Three seconds left on the clock. The Chiefs just scored to pull within a point.

Now they have a choice.

They could kick the PAT, tie the game, and try their luck in overtime. Or they can go for two and win the game outright.

This piece is part of CoinDesk's Sports Week.

What do they do?

Or, more accurately, what do you do?

Because you are part of the Chiefs DAO, or decentralized autonomous organization, you are technically a part-owner of the Chiefs. You get to help make decisions. So you grab your phone and cast your vote: Go for it.

Within seconds, thousands of other Chiefs owners/fans have just voted as well, and the “Go for it” crowd wins 57% to 43%.

Mahomes snaps the ball … and lunges into the end zone on a QB sneak. He wins. The Chiefs win. You win. Not only have your beloved Chiefs won the Super Bowl, but a tiny sliver of the team’s revenue has just been zapped to your crypto wallet – as an owner, you share in the profits.

Welcome to the world of Sports DAOs.

Buy the Broncos

In a very literal sense, the above scenario is unlikely to ever become a reality. It’s easier to imagine the Browns winning a Super Bowl than it is to see the NFL relinquishing game-time decisions to the fans. That’s more sci-fi than prediction.

But in a deeper sense, it’s also true that there are several Sports DAO projects – with millions in their treasuries – that have ambitions to one day own a sports team. Some are long shots, some are imminent. And if these DAOs succeed, they could revolutionize the very nature of what it means to be a fan … or even a player.

“Fans are clamoring for the ability to not just be a fan, but to also have a voice,” said Sean O’Brien, co-founder of the DAO called BuytheBroncos that recently tried to, well, buy the Denver Broncos.

Based in Utah, O’Brien owns and runs a few small businesses with his wife – a mix of real estate, apparel and payment processing. He also dabbles in crypto. In 2021, he was intrigued by DAOs, as they seemed like the “great equalizer” that could help the little guys compete with the billionaires.
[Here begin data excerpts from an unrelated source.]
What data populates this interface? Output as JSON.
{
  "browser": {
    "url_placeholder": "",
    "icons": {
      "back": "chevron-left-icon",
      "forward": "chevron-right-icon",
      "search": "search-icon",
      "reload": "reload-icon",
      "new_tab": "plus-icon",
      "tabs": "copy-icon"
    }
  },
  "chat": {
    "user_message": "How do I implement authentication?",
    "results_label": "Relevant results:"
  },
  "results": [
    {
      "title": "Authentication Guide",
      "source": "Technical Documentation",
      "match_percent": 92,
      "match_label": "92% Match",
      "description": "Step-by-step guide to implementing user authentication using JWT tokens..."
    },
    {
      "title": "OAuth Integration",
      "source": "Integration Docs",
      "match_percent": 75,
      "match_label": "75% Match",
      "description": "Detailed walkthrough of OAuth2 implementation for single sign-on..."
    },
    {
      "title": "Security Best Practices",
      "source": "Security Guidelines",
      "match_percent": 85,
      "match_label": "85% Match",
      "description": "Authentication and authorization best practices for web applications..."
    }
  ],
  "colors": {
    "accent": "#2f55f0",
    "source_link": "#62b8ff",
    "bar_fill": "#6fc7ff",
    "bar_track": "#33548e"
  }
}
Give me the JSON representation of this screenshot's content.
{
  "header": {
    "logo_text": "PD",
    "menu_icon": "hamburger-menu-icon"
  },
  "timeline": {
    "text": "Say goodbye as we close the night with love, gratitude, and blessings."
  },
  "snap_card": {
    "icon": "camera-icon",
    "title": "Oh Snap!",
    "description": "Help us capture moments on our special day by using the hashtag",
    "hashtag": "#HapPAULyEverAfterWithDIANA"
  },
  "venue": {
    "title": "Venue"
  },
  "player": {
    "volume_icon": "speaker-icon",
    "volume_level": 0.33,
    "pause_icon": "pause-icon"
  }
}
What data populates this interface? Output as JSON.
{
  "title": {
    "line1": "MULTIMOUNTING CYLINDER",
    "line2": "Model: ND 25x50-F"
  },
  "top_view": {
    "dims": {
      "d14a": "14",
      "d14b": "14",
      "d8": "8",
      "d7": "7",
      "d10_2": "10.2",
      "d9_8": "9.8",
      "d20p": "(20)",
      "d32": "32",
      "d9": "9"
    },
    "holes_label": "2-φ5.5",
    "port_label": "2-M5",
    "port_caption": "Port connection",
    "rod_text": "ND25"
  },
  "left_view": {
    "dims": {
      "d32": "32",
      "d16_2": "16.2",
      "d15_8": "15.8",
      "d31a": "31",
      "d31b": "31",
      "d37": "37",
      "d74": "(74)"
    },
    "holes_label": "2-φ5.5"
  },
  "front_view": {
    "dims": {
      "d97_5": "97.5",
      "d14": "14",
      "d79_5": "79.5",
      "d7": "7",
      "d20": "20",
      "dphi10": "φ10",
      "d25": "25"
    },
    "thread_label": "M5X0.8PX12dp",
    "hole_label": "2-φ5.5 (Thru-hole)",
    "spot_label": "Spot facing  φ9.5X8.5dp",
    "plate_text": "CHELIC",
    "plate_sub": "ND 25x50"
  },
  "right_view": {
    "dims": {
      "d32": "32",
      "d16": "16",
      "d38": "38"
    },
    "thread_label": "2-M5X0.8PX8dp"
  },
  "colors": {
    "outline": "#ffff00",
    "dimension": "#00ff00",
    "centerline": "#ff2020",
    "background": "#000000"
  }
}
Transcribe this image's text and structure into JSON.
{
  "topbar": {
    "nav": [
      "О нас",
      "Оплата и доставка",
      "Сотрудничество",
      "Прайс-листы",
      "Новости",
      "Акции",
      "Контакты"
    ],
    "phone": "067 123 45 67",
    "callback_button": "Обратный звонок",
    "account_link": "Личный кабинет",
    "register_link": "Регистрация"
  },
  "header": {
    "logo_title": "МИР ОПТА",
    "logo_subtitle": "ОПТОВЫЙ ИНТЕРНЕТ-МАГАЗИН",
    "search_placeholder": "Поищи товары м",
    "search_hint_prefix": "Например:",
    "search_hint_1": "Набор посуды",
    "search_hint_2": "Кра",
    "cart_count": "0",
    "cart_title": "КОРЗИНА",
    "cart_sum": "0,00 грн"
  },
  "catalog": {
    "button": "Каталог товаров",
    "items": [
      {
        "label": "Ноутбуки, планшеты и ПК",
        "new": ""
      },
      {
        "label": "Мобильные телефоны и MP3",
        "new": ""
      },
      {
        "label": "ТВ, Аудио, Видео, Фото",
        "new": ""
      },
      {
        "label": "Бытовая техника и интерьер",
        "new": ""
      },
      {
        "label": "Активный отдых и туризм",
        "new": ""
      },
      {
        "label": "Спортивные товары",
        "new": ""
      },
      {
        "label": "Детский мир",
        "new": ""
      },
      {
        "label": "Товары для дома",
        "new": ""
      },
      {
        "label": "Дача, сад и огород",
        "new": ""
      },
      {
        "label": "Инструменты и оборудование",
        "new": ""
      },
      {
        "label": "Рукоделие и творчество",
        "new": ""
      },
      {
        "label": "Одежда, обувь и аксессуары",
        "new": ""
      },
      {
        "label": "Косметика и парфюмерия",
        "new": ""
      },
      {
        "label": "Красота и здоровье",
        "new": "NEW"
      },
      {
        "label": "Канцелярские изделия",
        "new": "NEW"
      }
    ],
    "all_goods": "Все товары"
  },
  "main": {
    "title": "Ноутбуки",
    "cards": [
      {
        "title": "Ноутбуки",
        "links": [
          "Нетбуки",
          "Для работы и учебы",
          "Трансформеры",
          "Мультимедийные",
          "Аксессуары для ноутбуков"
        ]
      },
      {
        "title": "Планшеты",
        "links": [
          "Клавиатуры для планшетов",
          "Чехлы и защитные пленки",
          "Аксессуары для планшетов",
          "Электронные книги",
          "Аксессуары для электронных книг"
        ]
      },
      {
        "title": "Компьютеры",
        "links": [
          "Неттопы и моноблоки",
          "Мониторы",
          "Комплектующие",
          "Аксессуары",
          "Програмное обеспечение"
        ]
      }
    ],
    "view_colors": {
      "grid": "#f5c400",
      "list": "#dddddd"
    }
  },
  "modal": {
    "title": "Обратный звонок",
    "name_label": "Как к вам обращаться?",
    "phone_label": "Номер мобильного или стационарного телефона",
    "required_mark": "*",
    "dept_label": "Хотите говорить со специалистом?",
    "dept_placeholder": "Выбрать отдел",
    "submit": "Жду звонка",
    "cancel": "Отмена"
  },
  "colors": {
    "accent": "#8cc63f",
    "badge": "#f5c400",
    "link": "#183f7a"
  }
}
(Jamie Schwaberow/Getty Images)
(Jamie Schwaberow/Getty Images)

Then he had a wild idea.

“We knew the Broncos would be going up for sale,” O’Brien said, given that longtime owner Pat Bowlen had passed away in 2019, and the team had since been run by a trust. “We were pretty sure it would be in 2022.”

So O’Brien did his homework. He knew the NFL and the Securities and Exchange Commission would be reluctant to acknowledge some goofy-sounding Web3 entity, so along with longtime friend James Wigginton, he spent months developing the legal foundation. (O’Brien has a J.D./MBA; Wigginton is a lawyer who worked for years at white-shoe law firm Sullivan & Cromwell.)

Read More from Sports Week: Micah Johnson: From MLB to NFT Superstar

Now they think they have one. As O’Brien describes it, the NFL officially acknowledges five different types of ownership structures: independently wealthy individuals, an association, a partnership, a corporation or the fifth category of an “other entity.”

They think the DAO can slide into the “other” category, because the DAO is a co-op. “This is a solid legal framework, Wigginton said. “Cooperatives have worked for hundreds of years.” Farmers use co-ops. REI is a co-op. When you pay your $30 membership to REI, you are technically a part-owner and you receive year-end dividends when you buy tents and skis and sleeping bags. “This could potentially revolutionize fan ownership,” Wigginton said, “because a cooperative – unlike a corporation – allows the users of the product to own the product.”

BuytheBroncos started with just O’Brien and Wigginton. Once they realized it had legal legs (they vetted it with more lawyers and accountants), they began making calls and invited other to join – football fans, Web3 folk and even former NFL players. They started to grow. They began to get some press. “We know it sounds a bit crazy, but it’s also a bit badass,” O’Brien told CNBC in February. “The purpose essentially is to establish an infrastructure so that fans from all walks of life can be owners of the Denver Broncos.”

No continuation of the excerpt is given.